Suryaindonesia.net || Spiritual memang mampu melampaui agama dan budaya, ketika pengembaraan spiritual dilakukan dengan tekun dan konsisten mendekat kepada Tuhan. Dalam sepanjang jalan pengembaraan, sangat mungkin bersua dengan beragam penganut agama yang berbeda bahkan budaya yang khas tidak memiliki usungan nilai maupun nuansa yang sama. Karena itu, kemesraan pertemuan dengan berbagai pelaku spiritual yang berbeda agama maupun budaya menjadi momentum yang sangat langka dan nyaris tidak dialami oleh mereka yang tidak meniti jalan spiritual.
Taman sufistik yang terentang di dalam jiwa terbuka dan bersedia meletakkan egosentrisitas dipeluk cinta kasih Allah yang Maha Memahami dan Maha Menerima segenap keluh dan kesah untuk menjadi energi kehidupan yang penuh keyakinan dan kepercayaan. Begitulah tasawuf yang dinikmati menjadi energi dari penderitaan menjadi keindahan seperti puisi mistik yang mampu menenteramkan hati. Sebagai pengalaman yang melampaui pengetahuan.
Perjalan spiritual yang mengasyikkan karena mampu melintasi agama dan budaya dapat menemukan mutiara yang sakral, permata penerang peradaban masa depan yang tak tersekat oleh batas yang membelenggu pemandangan indah yang belum pernah dilihat dan dirasakan sebelumnya. Karena itu sungguh sangat menggetarkan hati dan mengagumkan.
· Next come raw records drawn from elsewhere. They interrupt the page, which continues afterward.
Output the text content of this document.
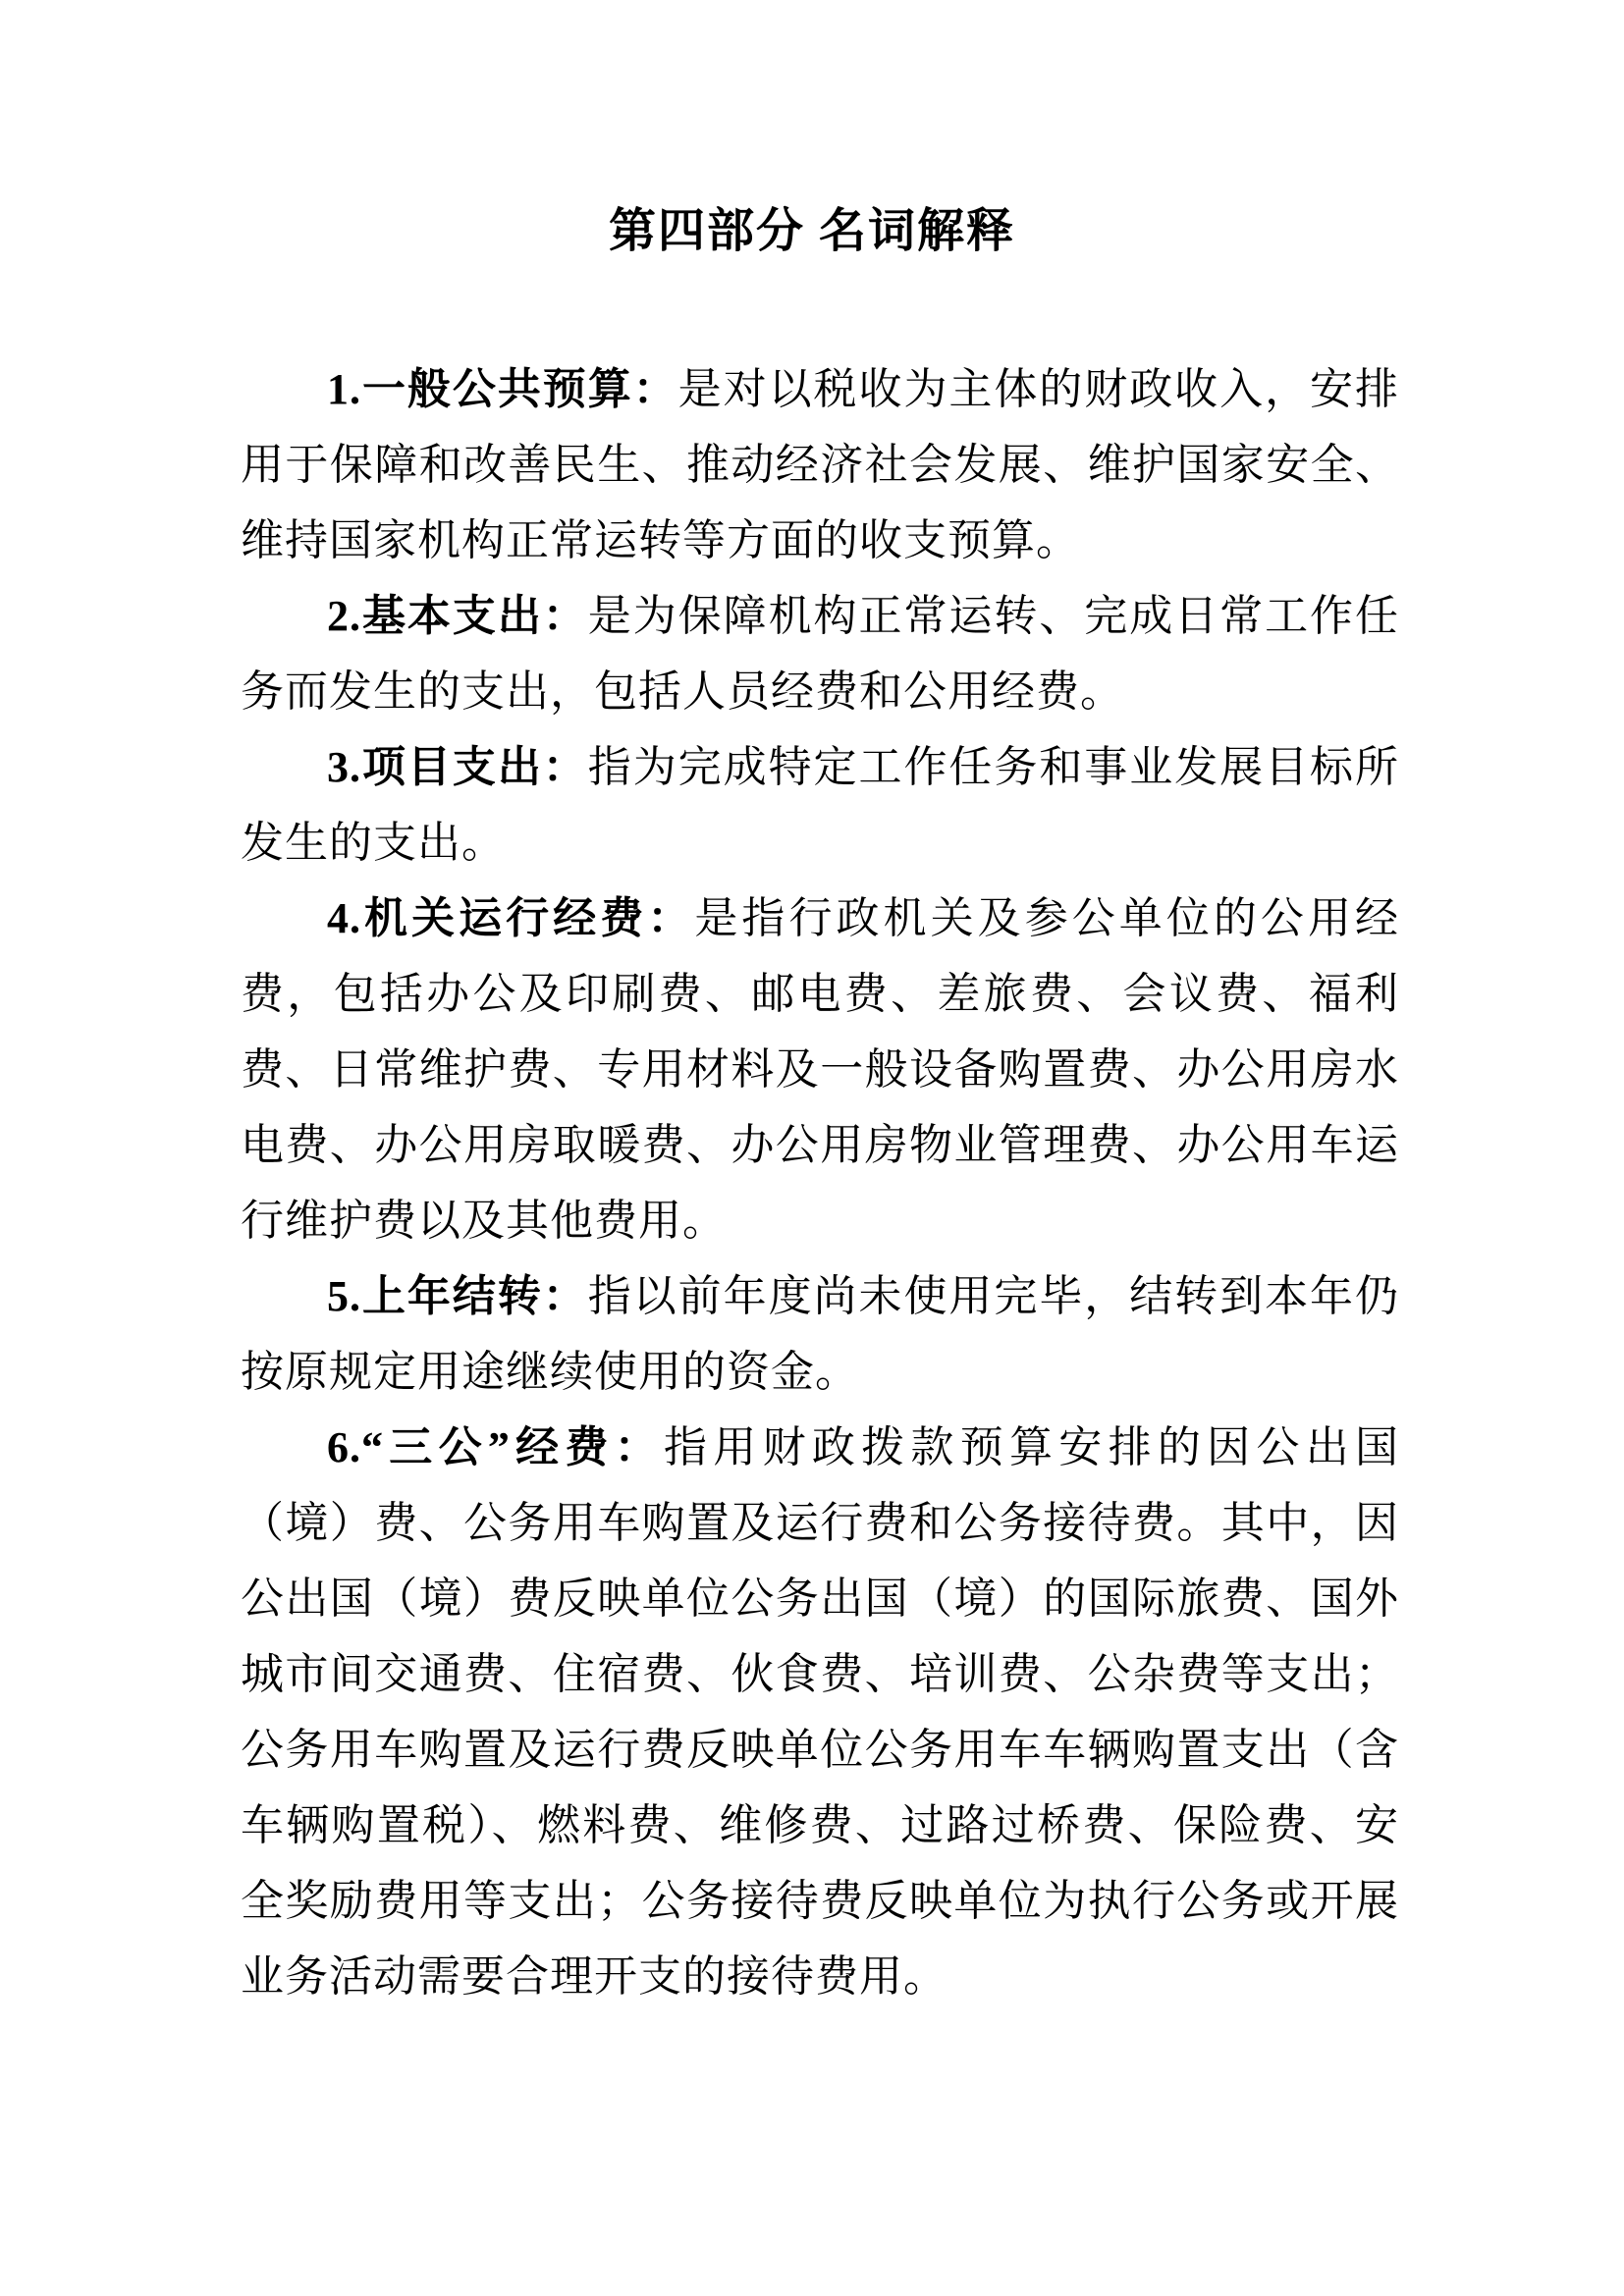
第四部分 名词解释

1.一般公共预算：是对以税收为主体的财政收入，安排用于保障和改善民生、推动经济社会发展、维护国家安全、维持国家机构正常运转等方面的收支预算。

2.基本支出：是为保障机构正常运转、完成日常工作任务而发生的支出，包括人员经费和公用经费。

3.项目支出：指为完成特定工作任务和事业发展目标所发生的支出。

4.机关运行经费：是指行政机关及参公单位的公用经费，包括办公及印刷费、邮电费、差旅费、会议费、福利费、日常维护费、专用材料及一般设备购置费、办公用房水电费、办公用房取暖费、办公用房物业管理费、办公用车运行维护费以及其他费用。

5.上年结转：指以前年度尚未使用完毕，结转到本年仍按原规定用途继续使用的资金。

6.“三公”经费：指用财政拨款预算安排的因公出国（境）费、公务用车购置及运行费和公务接待费。其中，因公出国（境）费反映单位公务出国（境）的国际旅费、国外城市间交通费、住宿费、伙食费、培训费、公杂费等支出；公务用车购置及运行费反映单位公务用车车辆购置支出（含车辆购置税）、燃料费、维修费、过路过桥费、保险费、安全奖励费用等支出；公务接待费反映单位为执行公务或开展业务活动需要合理开支的接待费用。
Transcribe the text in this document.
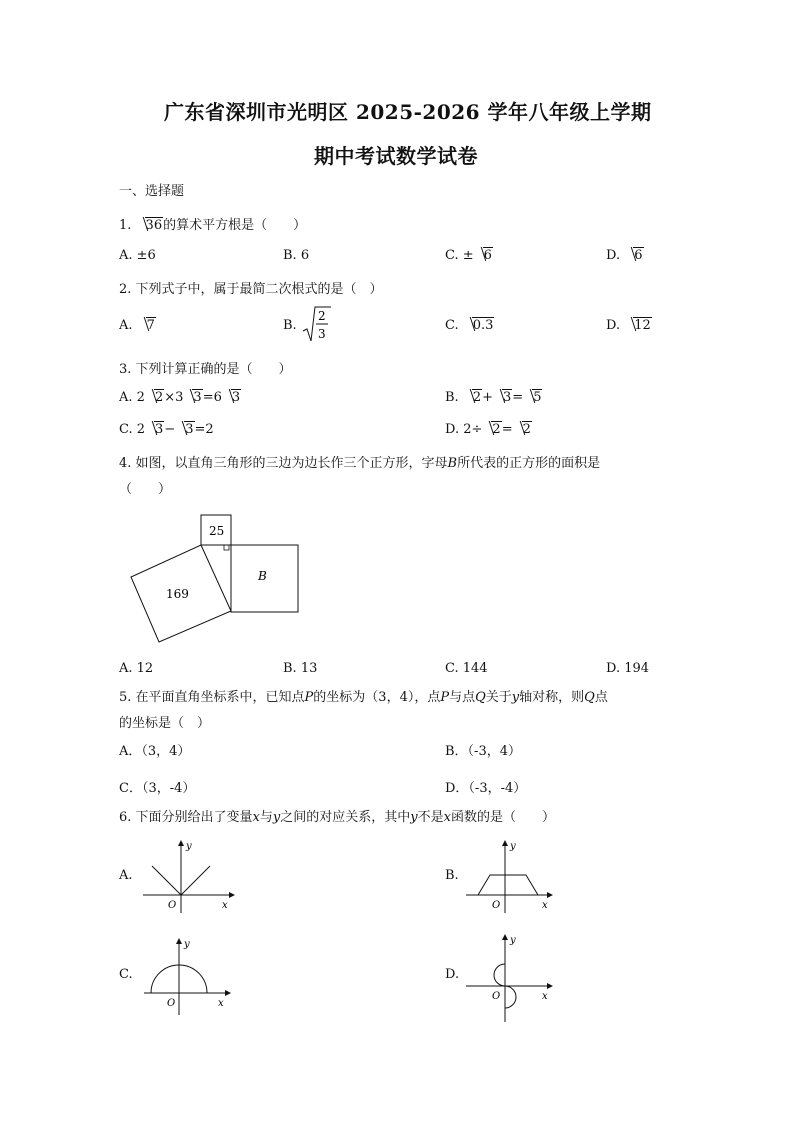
广东省深圳市光明区 2025-2026 学年八年级上学期
期中考试数学试卷
一、选择题
1. 36的算术平方根是（　　）
A. ±6	B. 6	C. ± 6	D. 6
2. 下列式子中，属于最简二次根式的是（　）
A. 7	B.
2
3
C. 0.3	D. 12
3. 下列计算正确的是（　　）
A. 2 2×3 3=6 3	B. 2+ 3= 5
C. 2 3− 3=2	D. 2÷ 2= 2
4. 如图，以直角三角形的三边为边长作三个正方形，字母B所代表的正方形的面积是
（　　）
25
169
B
A. 12	B. 13	C. 144	D. 194
5. 在平面直角坐标系中，已知点P的坐标为（3，4），点P与点Q关于y轴对称，则Q点
的坐标是（　）
A．（3，4）	B．（-3，4）
C．（3，-4）	D．（-3，-4）
6. 下面分别给出了变量x与y之间的对应关系，其中y不是x函数的是（　　）
A.
y
x
O
B.
y
x
O
C.
y
x
O
D.
y
x
O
Kemampuan spiritualitas melintasi batas-batas agama lantaran spiritualitas tidak mempersoalkan perbedaan yang ada di dalam agama. Bagi para pelaku spiritual, masalah perbedaan apapun yang ada di dalam agama diyakini sebagai bagian dari upaya memperkaya pengalaman batin serta perbedaan yang memiliki daya yang tidak perlu dipersamakan apalagi untuk dibandingkan. Oleh karena itu, jalan spiritual dapat memandu kerukunan umat beragama yang juga tidak perlu untuk dipaksakan. Sebab dengan sendirinya, perjalan dalam pengembaraan spiritual bisa menjadi marak dan unik memperkaya ragam macam pengalaman batin yang tidak pernah dialami sebelumnya.
Kemampuan spiritual melampaui beragam dimensi dan latar belakang budaya, juga dapat dilakukan karena spiritual bisa diterima oleh, entitas, kelompok maupun beragam budaya masyarakat manapun, mulai dari yang lebih bersifat tradisional, modern hingga budaya avangard yang kelak akan dihasilkan oleh pergesekan budaya atau benturan peradaban besar yang ada di dunia. Seperti yang pernah digambarkan oleh Samuel P. Huntington melalui karyanya “The Clash of Civilization” tahun 1993 yang kemudian dikembangkan pada tahun 1996 melalui “The Clash of Civilizations and the Remaking of World Order”. Kemudian disambut oleh Francis Fukuyama yang berada di seberang sejak awal pemikiran itu dia tulis “The End of History” pada tahun 1989 hingga tahun 1992.
Ramalan Samuel P. Huntington perihal konflik manusia di masa depan tidak lagi didominasi oleh ideologi atau ekonomi, tetapi benturan antara budaya dan peradaban besar dunia, yaitu Barat, Islam dan agama Konfusisnisme, Hindu dan sebagainya. Jadi, peran spiritualitas yang mampu melampaui agama dan budaya — dalam konteks menjaga ketenteraman serta kedamaian dunia — spiritualis akan semakin relevan diperlukan bagi bangsa-bangsa di dunia yang mengidolakan kenyamanan dan keharmonisan umat manusia di bumi.